Podem ver com má vontade o sucesso ou os pertences das outras pessoas, sentindo que eles
é que são os reais merecedores de tais conquistas, admiração ou privilégios. Podem
desvalorizar grosseiramente as contribuições dos outros, sobretudo quando essas pessoas
receberam reconhecimento ou elogio pelo que realizaram. Comportamentos arrogantes e
insolentes caracterizam esses indivíduos; com frequência exibem esnobismo, desdém ou
atitudes condescendentes (Critério 9). Por exemplo, um indivíduo com esse transtorno pode
se queixar da "grosseria" ou "estupidez" de um garçom desajeitado ou concluir uma
avaliação médica com uma apreciação condescendente do médico.

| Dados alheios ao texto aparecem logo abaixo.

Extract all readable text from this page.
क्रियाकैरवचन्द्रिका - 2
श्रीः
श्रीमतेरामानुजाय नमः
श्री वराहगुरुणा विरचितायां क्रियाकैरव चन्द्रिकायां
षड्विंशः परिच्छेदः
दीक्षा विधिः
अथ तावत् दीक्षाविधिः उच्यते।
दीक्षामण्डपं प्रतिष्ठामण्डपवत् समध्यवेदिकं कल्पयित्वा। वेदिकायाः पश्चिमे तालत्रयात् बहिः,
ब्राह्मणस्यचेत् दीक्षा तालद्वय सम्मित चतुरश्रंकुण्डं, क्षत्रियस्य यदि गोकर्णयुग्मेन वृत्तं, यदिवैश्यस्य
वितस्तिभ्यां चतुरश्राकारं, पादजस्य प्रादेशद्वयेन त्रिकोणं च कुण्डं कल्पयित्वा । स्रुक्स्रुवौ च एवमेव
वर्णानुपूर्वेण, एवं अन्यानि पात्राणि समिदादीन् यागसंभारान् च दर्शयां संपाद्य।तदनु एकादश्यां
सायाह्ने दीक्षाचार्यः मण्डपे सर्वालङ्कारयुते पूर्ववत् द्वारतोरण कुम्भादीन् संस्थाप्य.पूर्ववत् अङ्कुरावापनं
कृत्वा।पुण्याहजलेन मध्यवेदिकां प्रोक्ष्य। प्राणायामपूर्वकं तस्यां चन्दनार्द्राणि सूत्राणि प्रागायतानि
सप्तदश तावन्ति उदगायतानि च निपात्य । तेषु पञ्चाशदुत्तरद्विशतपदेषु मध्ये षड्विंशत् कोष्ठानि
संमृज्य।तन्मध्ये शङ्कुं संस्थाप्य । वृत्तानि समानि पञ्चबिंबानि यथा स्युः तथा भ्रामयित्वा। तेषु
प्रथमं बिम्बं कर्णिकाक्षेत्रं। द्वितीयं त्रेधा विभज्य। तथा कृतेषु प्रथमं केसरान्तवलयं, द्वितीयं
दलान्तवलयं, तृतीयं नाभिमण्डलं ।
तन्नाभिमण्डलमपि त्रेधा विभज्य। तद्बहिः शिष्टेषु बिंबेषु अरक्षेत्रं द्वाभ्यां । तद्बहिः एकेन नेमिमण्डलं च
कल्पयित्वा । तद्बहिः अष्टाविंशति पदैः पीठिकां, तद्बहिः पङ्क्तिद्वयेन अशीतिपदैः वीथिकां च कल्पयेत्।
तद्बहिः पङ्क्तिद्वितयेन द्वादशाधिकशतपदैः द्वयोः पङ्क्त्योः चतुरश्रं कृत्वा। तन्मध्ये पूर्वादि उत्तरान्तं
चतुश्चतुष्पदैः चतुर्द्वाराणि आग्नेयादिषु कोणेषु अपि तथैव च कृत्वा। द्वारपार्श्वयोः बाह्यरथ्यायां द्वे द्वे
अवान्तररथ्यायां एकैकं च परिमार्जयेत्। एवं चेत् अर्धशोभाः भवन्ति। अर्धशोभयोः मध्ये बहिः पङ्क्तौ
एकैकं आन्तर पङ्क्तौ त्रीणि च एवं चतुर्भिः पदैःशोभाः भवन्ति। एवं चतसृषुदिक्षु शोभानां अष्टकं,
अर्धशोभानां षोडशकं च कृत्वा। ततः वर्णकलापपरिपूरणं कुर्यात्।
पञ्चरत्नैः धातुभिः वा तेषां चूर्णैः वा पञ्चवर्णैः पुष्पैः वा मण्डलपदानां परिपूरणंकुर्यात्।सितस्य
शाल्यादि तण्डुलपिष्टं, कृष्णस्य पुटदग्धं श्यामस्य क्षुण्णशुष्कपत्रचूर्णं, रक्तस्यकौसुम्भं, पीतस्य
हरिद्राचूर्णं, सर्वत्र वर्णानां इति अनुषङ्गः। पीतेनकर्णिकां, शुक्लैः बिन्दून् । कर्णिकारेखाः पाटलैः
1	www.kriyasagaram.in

Estima-se que 0,5% (zero vírgula cinco por cento) da população mundial tenha o
transtorno. Note-se que o narcisista patológico é um indivíduo cujas atitudes e reações são
esboçadas a partir da imagem (fala) que ele cria de si mesmo. A idealização dessa
autoimagem tem a finalidade de negar, inconscientemente, uma realidade e, com isso, fazer
com que a pessoa com TPN possa encaixar-se no seu meio social e receber aquilo que
deseja.

Apesar do sentimento grandioso de autovalor, são pessoas insatisfeitas consigo


mesmas e criam uma falsa imagem de si para suprir suas inseguranças e baixa
autoestima. Exatamente por ser uma falsa imagem, a autoestima do narcisista pode
ser muito facilmente abalada e, quando isto ocorre, rapidamente encontram um meio
de reconstituir-se, responsabilizando o mundo e os outros por seus eventuais fracassos
e decepções. No âmbito intersubjetivo, não conseguem ser empáticos e não possuem
interesse genuíno pelas outras pessoas, utilizando-as a partir dos interesses pessoais.
Tudo e todos ao redor não passam de meros objetivos a serem manipulados
cuidadosamente para que a imagem criada pelo narcisista mantenha-se intacta.

Narcisismo materno

São mães invasivas e manipuladoras, mas justificam e normalizam suas atitudes como
sendo as habituais “coisas de mãe”. Quando passam do limite, negam firmemente qualquer
tipo de transgressão ou erro. Com uma longa jornada de atitudes abusivas e controladoras, a
mãe narcisista possui uma dinâmica operacional bastante sutil como meio de realizar e
perpetuar os abusos contra os/as filhos/as. Os abusos não são facilmente identificáveis por
terceiros, já que, muitas das vezes, só possuem significados em um contexto histórico da
relação e não como um ato isolado.

Não há limites para uma mãe narcisista. E ela se considera dona dos seus filhos. Eles são
uma extensão dela mesma. Constantemente, a individualidade dos/das filhos/as é violada.
Como exemplos de atitude narcisista têm-se: marcação de compromissos sem a criança
expressar a vontade de ir ou não; escolha daquilo que o/a filho/a pode vestir, comer, ouvir,
ver; projeções de sentimentos, sonhos e expectativas, fazendo com que os/as filhos/as só se
sintam amados/as e aceitos quando atendem aos desejos maternos. Objetos são dados e
retirados ao bel prazer materno, pois não pertencem de fato aos/às filhos/as, mas sim à mãe,
quem os comprou e que, por tal condição, acha-se no direito de desfazer-se deles, sem
consultar os/as filhos/as.

A violação de limites é mais comum na infância, quando a criança ainda não formou uma
percepção acerca de si e, consequentemente, do jogo no qual está inserida. Na adolescência,
o/a filho/a já tem condições de se perceber e o desejo por autonomia e independência típico
dessa fase do desenvolvimento torna-se fonte de conflitos. Aqui, a mãe narcisista encara
a resistência adolescente como um questionamento da sua própria autoridade e, então,
muitas vezes, utilizase de uma metodologia punitiva para repreender e evitar a
independência e a autonomia, fazendo com que o/a filho/a sempre esteja em posição
dependente e inferiorizada. Outra forma utilizada para controlar a resistência são a
manipulação e os jogos de culpa, de forma que o/a filho/a desiste de lutar pela
independência, porque sente-se um algoz se o fizer.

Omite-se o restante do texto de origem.